ELSA: Evaluating Localization of Social Activities in Urban Streets using Open-Vocabulary Detection
Maryam Hosseini, Marco Cipriano, Sedigheh Eslami, Daniel Hodczak, Liu Liu, Andres Sevtsuk, Gerard de Melo
TL;DR
This work introduces ELSA, a benchmark and evaluation framework for open-vocabulary detection of social activities in urban street images, featuring multi-label annotations across four label categories and 830 natural-language prompts. It addresses semantic understanding and localization with two novel tools: the context-aware N-LSE confidence score and the Dynamic Box Aggregation (DBA) algorithm, which together improve reliability over traditional max-logit scoring and NMS-based methods. Empirical results across state-of-the-art models show that N-LSE reduces false positives and that DBA mitigates inflated AP while recovering true positives, though performance remains lower on complex, real-world scenes. The dataset, evaluation toolkit, and insights aim to guide future improvements in OVD for social-activity localization in dynamic urban environments.
Abstract
Existing Open Vocabulary Detection (OVD) models exhibit a number of challenges. They often struggle with semantic consistency across diverse inputs, and are often sensitive to slight variations in input phrasing, leading to inconsistent performance. The calibration of their predictive confidence, especially in complex multi-label scenarios, remains suboptimal, frequently resulting in overconfident predictions that do not accurately reflect their context understanding. To understand these limitations, multi-label detection benchmarks are needed. A particularly challenging domain for such benchmarking is social activities.

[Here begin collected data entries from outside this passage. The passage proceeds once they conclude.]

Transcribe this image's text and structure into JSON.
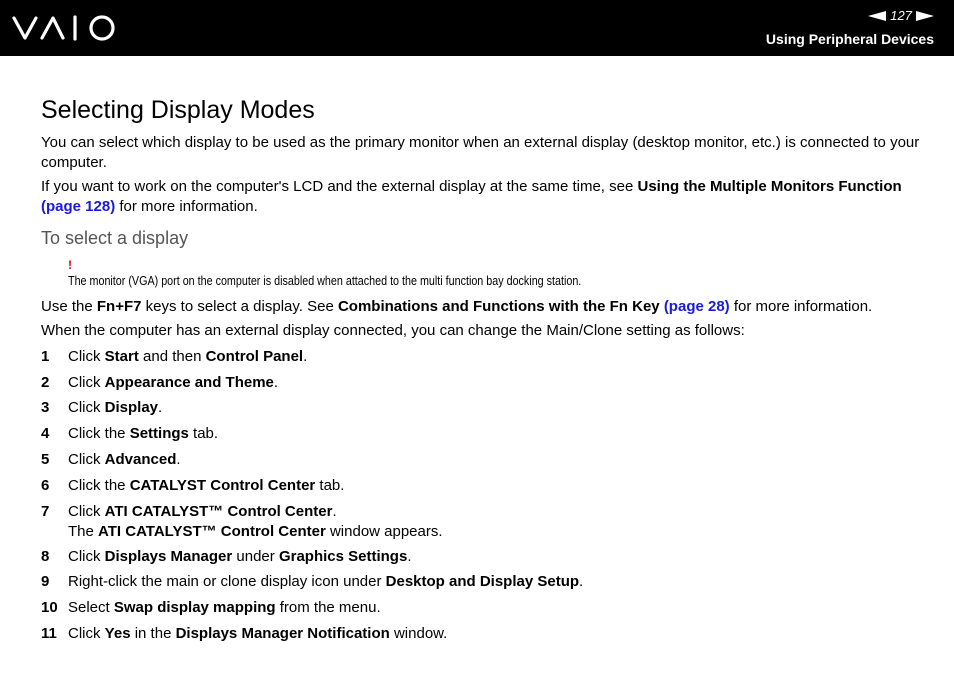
{
  "header": {
    "logo_text": "VAIO",
    "page_number": "127",
    "section_title": "Using Peripheral Devices"
  },
  "title": "Selecting Display Modes",
  "intro": "You can select which display to be used as the primary monitor when an external display (desktop monitor, etc.) is connected to your computer.",
  "multi": {
    "pre": "If you want to work on the computer's LCD and the external display at the same time, see ",
    "bold": "Using the Multiple Monitors Function",
    "link": "(page 128)",
    "post": " for more information."
  },
  "subhead": "To select a display",
  "warning": {
    "mark": "!",
    "text": "The monitor (VGA) port on the computer is disabled when attached to the multi function bay docking station."
  },
  "fn": {
    "pre": "Use the ",
    "keys": "Fn+F7",
    "mid": " keys to select a display. See ",
    "bold": "Combinations and Functions with the Fn Key",
    "link": "(page 28)",
    "post": " for more information."
  },
  "clone_intro": "When the computer has an external display connected, you can change the Main/Clone setting as follows:",
  "steps": [
    {
      "num": "1",
      "a": "Click ",
      "b": "Start",
      "c": " and then ",
      "d": "Control Panel",
      "e": "."
    },
    {
      "num": "2",
      "a": "Click ",
      "b": "Appearance and Theme",
      "c": "."
    },
    {
      "num": "3",
      "a": "Click ",
      "b": "Display",
      "c": "."
    },
    {
      "num": "4",
      "a": "Click the ",
      "b": "Settings",
      "c": " tab."
    },
    {
      "num": "5",
      "a": "Click ",
      "b": "Advanced",
      "c": "."
    },
    {
      "num": "6",
      "a": "Click the ",
      "b": "CATALYST Control Center",
      "c": " tab."
    },
    {
      "num": "7",
      "a": "Click ",
      "b": "ATI CATALYST™ Control Center",
      "c": ".",
      "l2a": "The ",
      "l2b": "ATI CATALYST™ Control Center",
      "l2c": " window appears."
    },
    {
      "num": "8",
      "a": "Click ",
      "b": "Displays Manager",
      "c": " under ",
      "d": "Graphics Settings",
      "e": "."
    },
    {
      "num": "9",
      "a": "Right-click the main or clone display icon under ",
      "b": "Desktop and Display Setup",
      "c": "."
    },
    {
      "num": "10",
      "a": "Select ",
      "b": "Swap display mapping",
      "c": " from the menu."
    },
    {
      "num": "11",
      "a": "Click ",
      "b": "Yes",
      "c": " in the ",
      "d": "Displays Manager Notification",
      "e": " window."
    }
  ]
}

Due to the lack of multi-label benchmarks for social interactions, in this work we present ELSA: Evaluating Localization of Social Activities. ELSA draws on theoretical frameworks in urban sociology and design and uses in-the-wild street-level imagery, where the size of groups and the types of activities vary significantly. ELSA includes more than 900 manually annotated images with more than 4,300 multi-labeled bounding boxes for individual and group activities. We introduce a novel confidence score computation method NLSE and a novel Dynamic Box Aggregation (DBA) algorithm to assess semantic consistency in overlapping predictions. We report our results on the widely-used SOTA models Grounding DINO, Detic, OWL, and MDETR. Our evaluation protocol considers semantic stability and localization accuracy and further exposes the limitations of existing approaches.